I agree that at some point every programmer must start working on complex systems in order to grow. If you are at that point and your employer does not offer complex problems, then maybe it is time to move. However, don't neglect your "opening game". It is very, very important because, as I said at the beginning, every large problem is a series of small problems.
> we're sending few objects, all from the tip of the repository, and these objects will usually be delta'ed against older objects that won't be sent. Therefore, Git tries to find new delta bases for these objects.
Why is this the case ? git can send thin packs if the receiver already has the objects, why does it still need to find a full base to diff against ? (Not counting when initial base objects are from another fork -- I don't know if it's often the case)
On top of that as far as I understood from the discussion about heuristics (https://git.kernel.org/cgit/git/git.git/tree/Documentation/t...) it seems like the latest objects are full and the earlier objects are diffed against them (double benefits: you usually want access to the last object which is already full, and earlier objects tend to be only remove stuff, not add because "stuff grows over time). So if objects are still stored as packs, things should already be in a pretty good shape to be sent as-is... or not ?

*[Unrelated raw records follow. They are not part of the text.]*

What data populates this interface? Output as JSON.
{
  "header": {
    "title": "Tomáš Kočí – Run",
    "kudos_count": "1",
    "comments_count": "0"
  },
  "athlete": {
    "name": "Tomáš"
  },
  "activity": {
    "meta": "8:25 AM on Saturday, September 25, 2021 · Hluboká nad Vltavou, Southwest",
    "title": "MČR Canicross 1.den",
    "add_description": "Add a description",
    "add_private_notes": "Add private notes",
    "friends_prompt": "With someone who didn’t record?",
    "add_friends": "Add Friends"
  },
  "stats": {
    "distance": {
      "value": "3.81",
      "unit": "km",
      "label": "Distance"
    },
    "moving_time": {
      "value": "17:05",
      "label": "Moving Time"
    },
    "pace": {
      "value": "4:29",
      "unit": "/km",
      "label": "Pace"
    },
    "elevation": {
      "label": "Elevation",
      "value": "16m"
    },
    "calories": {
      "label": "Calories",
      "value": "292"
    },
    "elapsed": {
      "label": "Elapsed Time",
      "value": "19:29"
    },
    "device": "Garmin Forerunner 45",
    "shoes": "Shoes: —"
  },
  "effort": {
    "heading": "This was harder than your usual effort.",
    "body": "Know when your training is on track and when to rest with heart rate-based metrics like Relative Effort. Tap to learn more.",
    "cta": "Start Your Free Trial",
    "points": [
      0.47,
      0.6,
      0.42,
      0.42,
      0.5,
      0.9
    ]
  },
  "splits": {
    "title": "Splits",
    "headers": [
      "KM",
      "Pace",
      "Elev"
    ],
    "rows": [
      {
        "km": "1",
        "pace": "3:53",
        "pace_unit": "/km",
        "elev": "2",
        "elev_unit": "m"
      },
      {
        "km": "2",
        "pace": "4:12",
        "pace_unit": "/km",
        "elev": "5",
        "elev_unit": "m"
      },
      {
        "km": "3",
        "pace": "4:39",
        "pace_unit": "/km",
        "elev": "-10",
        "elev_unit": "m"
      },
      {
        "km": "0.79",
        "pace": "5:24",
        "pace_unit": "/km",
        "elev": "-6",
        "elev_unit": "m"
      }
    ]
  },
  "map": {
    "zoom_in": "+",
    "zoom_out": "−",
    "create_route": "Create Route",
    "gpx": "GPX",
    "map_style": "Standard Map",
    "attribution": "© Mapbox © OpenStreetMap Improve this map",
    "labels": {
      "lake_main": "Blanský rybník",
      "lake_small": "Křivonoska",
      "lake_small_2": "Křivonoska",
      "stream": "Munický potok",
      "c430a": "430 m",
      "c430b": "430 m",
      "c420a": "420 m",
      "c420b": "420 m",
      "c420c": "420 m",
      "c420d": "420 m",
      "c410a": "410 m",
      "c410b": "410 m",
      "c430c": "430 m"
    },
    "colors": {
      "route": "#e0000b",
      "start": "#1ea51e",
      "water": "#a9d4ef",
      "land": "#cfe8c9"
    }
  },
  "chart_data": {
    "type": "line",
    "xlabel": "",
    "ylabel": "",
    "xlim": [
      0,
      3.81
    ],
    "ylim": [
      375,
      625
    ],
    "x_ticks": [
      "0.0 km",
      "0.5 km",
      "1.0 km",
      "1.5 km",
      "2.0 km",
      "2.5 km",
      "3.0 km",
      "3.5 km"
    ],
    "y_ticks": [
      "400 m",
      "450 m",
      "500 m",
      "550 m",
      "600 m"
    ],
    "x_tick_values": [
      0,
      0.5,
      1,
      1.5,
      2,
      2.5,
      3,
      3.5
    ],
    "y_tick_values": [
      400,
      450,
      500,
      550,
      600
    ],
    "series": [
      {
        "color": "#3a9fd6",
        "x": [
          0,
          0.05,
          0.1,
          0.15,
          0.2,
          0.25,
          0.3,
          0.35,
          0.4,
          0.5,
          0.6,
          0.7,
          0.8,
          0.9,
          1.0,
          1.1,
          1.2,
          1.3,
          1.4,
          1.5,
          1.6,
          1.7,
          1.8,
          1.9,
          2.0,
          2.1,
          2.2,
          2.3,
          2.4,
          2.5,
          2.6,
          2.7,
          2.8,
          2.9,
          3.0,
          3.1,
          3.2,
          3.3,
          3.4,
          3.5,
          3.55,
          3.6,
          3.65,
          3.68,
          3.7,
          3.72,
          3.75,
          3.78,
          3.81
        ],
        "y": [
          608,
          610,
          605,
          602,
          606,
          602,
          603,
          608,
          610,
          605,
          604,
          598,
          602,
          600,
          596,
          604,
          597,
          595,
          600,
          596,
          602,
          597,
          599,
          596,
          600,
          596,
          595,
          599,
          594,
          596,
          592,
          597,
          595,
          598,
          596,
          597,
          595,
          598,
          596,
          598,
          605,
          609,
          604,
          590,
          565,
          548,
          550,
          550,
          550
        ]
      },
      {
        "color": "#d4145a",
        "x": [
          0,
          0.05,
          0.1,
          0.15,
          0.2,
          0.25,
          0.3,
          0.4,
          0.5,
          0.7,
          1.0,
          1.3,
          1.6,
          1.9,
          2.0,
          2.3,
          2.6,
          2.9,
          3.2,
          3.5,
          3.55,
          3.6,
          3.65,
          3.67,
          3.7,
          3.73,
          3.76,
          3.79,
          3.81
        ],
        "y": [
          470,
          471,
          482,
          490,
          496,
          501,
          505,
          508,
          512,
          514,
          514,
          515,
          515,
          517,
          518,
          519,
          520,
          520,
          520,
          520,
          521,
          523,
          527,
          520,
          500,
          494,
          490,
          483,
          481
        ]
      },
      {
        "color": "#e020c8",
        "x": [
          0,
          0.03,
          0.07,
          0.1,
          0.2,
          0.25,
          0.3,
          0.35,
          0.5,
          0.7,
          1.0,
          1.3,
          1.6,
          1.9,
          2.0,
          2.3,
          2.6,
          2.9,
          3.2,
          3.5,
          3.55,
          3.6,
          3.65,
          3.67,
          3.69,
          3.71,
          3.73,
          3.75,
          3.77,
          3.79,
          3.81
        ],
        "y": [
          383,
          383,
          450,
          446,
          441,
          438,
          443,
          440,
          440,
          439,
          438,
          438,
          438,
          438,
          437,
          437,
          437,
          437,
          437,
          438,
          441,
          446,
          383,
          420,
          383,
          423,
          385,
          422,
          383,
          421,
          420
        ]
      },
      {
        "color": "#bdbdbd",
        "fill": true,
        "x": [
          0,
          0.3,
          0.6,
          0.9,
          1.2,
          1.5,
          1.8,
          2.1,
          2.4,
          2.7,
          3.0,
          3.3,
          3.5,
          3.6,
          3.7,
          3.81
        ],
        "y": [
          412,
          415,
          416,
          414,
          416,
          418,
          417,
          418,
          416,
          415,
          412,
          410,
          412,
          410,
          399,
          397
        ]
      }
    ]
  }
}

The problem, as I understand it, was that when you requested a full clone of fork1/repo.git, they'd find all objects reachable from refs in that repo, but git would by default generate deltas for those objects that referred to objects from other forks. When it noticed those objects were not going to be sent to the client, nor did client know about them, git recovered by doing expensive matching across the objects that it was sending, and without having traversed the graph before its heuristics weren't working properly so this took forever.
There's no real reason for companies to educate external devs/hobbyists/students like this, but some do, and it's really awesome.
I've been putting up with 10-minute deploys due to precisely this issue of counting objects. It's slow because we don't use Local Git as our source-of-record repository (because commits initiate a deployment step), so every deploy involves a clean fetch into a new tmpdir.
At least now I know why our deploys are getting slower and slower.
I notice that there is an inactive user account called engineering. If at all an User Page is created by that account, it would be available at engineering.github.io.
It's not unheard of for GitHub to rename inactive accounts, though: most likely, they gave this its own domain for something like SEO purposes (as it's content marketing).
Amazing work.
So does this mean one could attach a GitHub repository by having a lot of shill accounts cline it and add random objects (possibly having a performance impact on the original)? I understand the engineering need for the use of alternates, but wonder about the lowered degree of isolation.